Der Bundesrat hat heute mit großer Mehrheit die hessische Initiative zum Schutz von Gesundheitsdaten beschlossen. Justizministerin Eva Kühne-Hörmann unterstrich nochmals die Signalwirkung dieser Initiative: „Daten sind das Gold des Internetzeitalters. Nahezu überall und in jeder Lebenssituation hinterlassen wir digitale Spuren. Beim Bezahlen an der Kasse, beim Einsatz von Navigationsgeräten oder beim Surfen im Internet. Mit der Digitalisierung haben die Fähigkeiten und Einsatzfelder der kommerziellen Datensammler enorm zugenommen und deshalb müssen wir regelmäßig unser rechtliches und ethisches Gerüst daraufhin überprüfen, ob die Kernaussagen unserer Werteordnung erhalten bleiben.“

„Sensible Gesundheitsdaten müssen wir schützen"

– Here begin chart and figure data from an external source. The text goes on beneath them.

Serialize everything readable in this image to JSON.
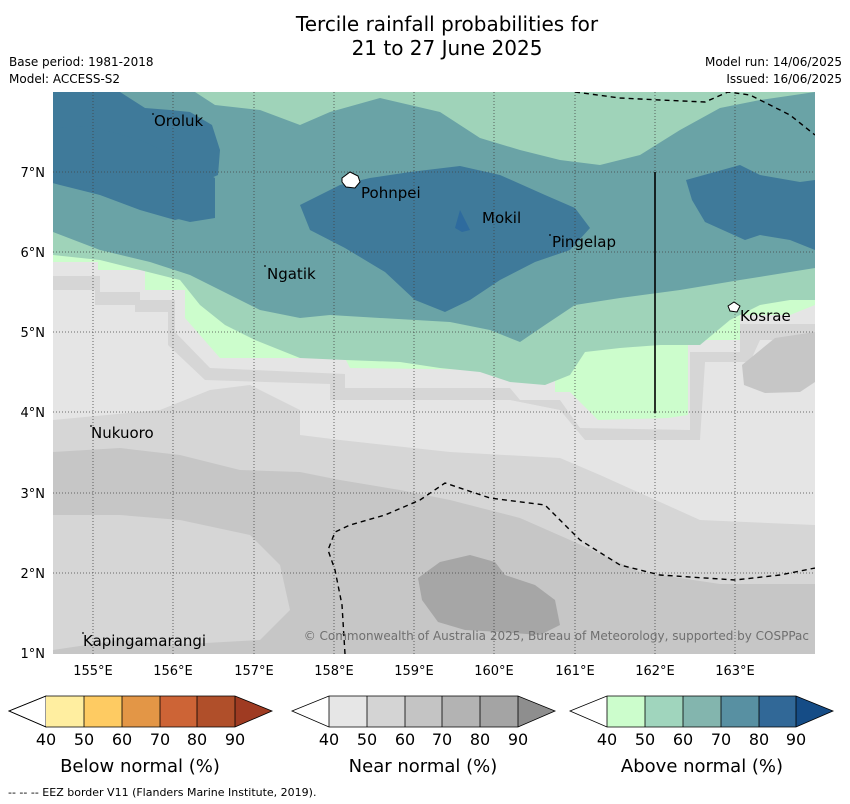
{
  "title": {
    "line1": "Tercile rainfall probabilities for",
    "line2": "21 to 27 June 2025"
  },
  "meta": {
    "base_period": "Base period: 1981-2018",
    "model": "Model: ACCESS-S2",
    "model_run": "Model run: 14/06/2025",
    "issued": "Issued: 16/06/2025"
  },
  "map": {
    "lon_ticks": [
      "155°E",
      "156°E",
      "157°E",
      "158°E",
      "159°E",
      "160°E",
      "161°E",
      "162°E",
      "163°E"
    ],
    "lat_ticks": [
      "7°N",
      "6°N",
      "5°N",
      "4°N",
      "3°N",
      "2°N",
      "1°N"
    ],
    "places": {
      "oroluk": "Oroluk",
      "pohnpei": "Pohnpei",
      "mokil": "Mokil",
      "pingelap": "Pingelap",
      "ngatik": "Ngatik",
      "kosrae": "Kosrae",
      "nukuoro": "Nukuoro",
      "kapingamarangi": "Kapingamarangi"
    },
    "copyright": "© Commonwealth of Australia 2025, Bureau of Meteorology, supported by COSPPac",
    "colors": {
      "near_40": "#e5e5e5",
      "near_50": "#d6d6d6",
      "near_60": "#c6c6c6",
      "near_70": "#b3b3b3",
      "near_80": "#a6a6a6",
      "above_40": "#ccfdcc",
      "above_50": "#9fd3b9",
      "above_60": "#6aa3a6",
      "above_70": "#3f7a9a"
    }
  },
  "colorbars": {
    "below": {
      "title": "Below normal (%)",
      "ticks": [
        "40",
        "50",
        "60",
        "70",
        "80",
        "90"
      ],
      "colors": [
        "#ffffff",
        "#ffeea0",
        "#fecb62",
        "#e39646",
        "#cd6436",
        "#b04f2a",
        "#9f3b22"
      ]
    },
    "near": {
      "title": "Near normal (%)",
      "ticks": [
        "40",
        "50",
        "60",
        "70",
        "80",
        "90"
      ],
      "colors": [
        "#ffffff",
        "#e6e6e6",
        "#d4d4d4",
        "#c4c4c4",
        "#b3b3b3",
        "#a4a4a4",
        "#8e8e8e"
      ]
    },
    "above": {
      "title": "Above normal (%)",
      "ticks": [
        "40",
        "50",
        "60",
        "70",
        "80",
        "90"
      ],
      "colors": [
        "#ffffff",
        "#ccfdcc",
        "#a0d5bd",
        "#83b5ae",
        "#5890a2",
        "#316897",
        "#154c86"
      ]
    }
  },
  "footnote": "--  --  -- EEZ border V11 (Flanders Marine Institute, 2019)."
}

„Zahlreiche Dienstleister haben den Wert von Gesundheitsdaten für die Versicherungswirtschaft erkannt und sind dabei, möglichst viele neue Datenquellen in ihre Risikoabwägung einzubeziehen. Insbesondere der Trend zum Self-Tracking ist für die digitalen Schatzsucher besonders interessant. War der Fitness-Tracker früher allenfalls bei ambitionierten Sportlern verbreitet, ist das Zauberwort heute „Wearable“. Weltweit wurden in den letzten Jahren rund 180 Millionen Stück davon verkauft. Kaum von normalen Armbanduhren zu unterscheiden übernehmen diese neuen tragbaren Helfer viele Serviceaufgaben. Sie erinnern uns an Termine, zeigen die Uhrzeit und das Wetter an. Man kann mit ihnen telefonieren und seinen Alltag managen. Kurz: Sie machen unser Leben leichter“, erläuterte die Justizministerin die fortfuhr „aber: Sie erfassen auch die Herzfrequenz, die Schrittzahlen, werten unseren Fitness- oder Stresszustand aus und geben sogar Hinweise, wie wir uns verbessern können. Sie erfassen den Schlafrhythmus, unser Gewicht bis hin zur Erfassung dessen, was wir zu uns nehmen. Diese sensiblen Gesundheitsdaten müssen wir schützen.“

„Insbesondere für potentielle Arbeitgeber oder potentieller Versicherer können diese Daten eine verlockende Grundlage für wirtschaftliche Entscheidungen werden. Wie verlockend, erkennt man daran, dass der Internetkonzern Google kürzlich angekündigt hat, für rund 1,9 Milliarden Euro den Fitnessuhren-Hersteller Fitbit zu kaufen. Fitbit hat 28 Millionen aktive Nutzer auf seiner Plattform und verfügt damit über einen riesigen Schatz an solchen Gesundheitsdaten. Gegenstand der Entschließung des Bundesrates war es deshalb, die Verwertung solcher Daten für die fortlaufende Anpassung von Tarifen, sogenannten Self-Tracking-Tarifen, künftig zu untersagen. Dies auch dann, wenn der Kunde einer Verwertung zustimmt. Wir wollen keinen Wettbewerb zwischen kranken und gesunden Kunden schaffen. Zu unserem Wertesystem gehört eben auch, dass wir eine Solidargemeinschaft sind. Diese Solidargemeinschaft zeigt sich in vielen Facetten, so auch in der Gesundheitswirtschaft“, erklärte Hessens Justizministerin.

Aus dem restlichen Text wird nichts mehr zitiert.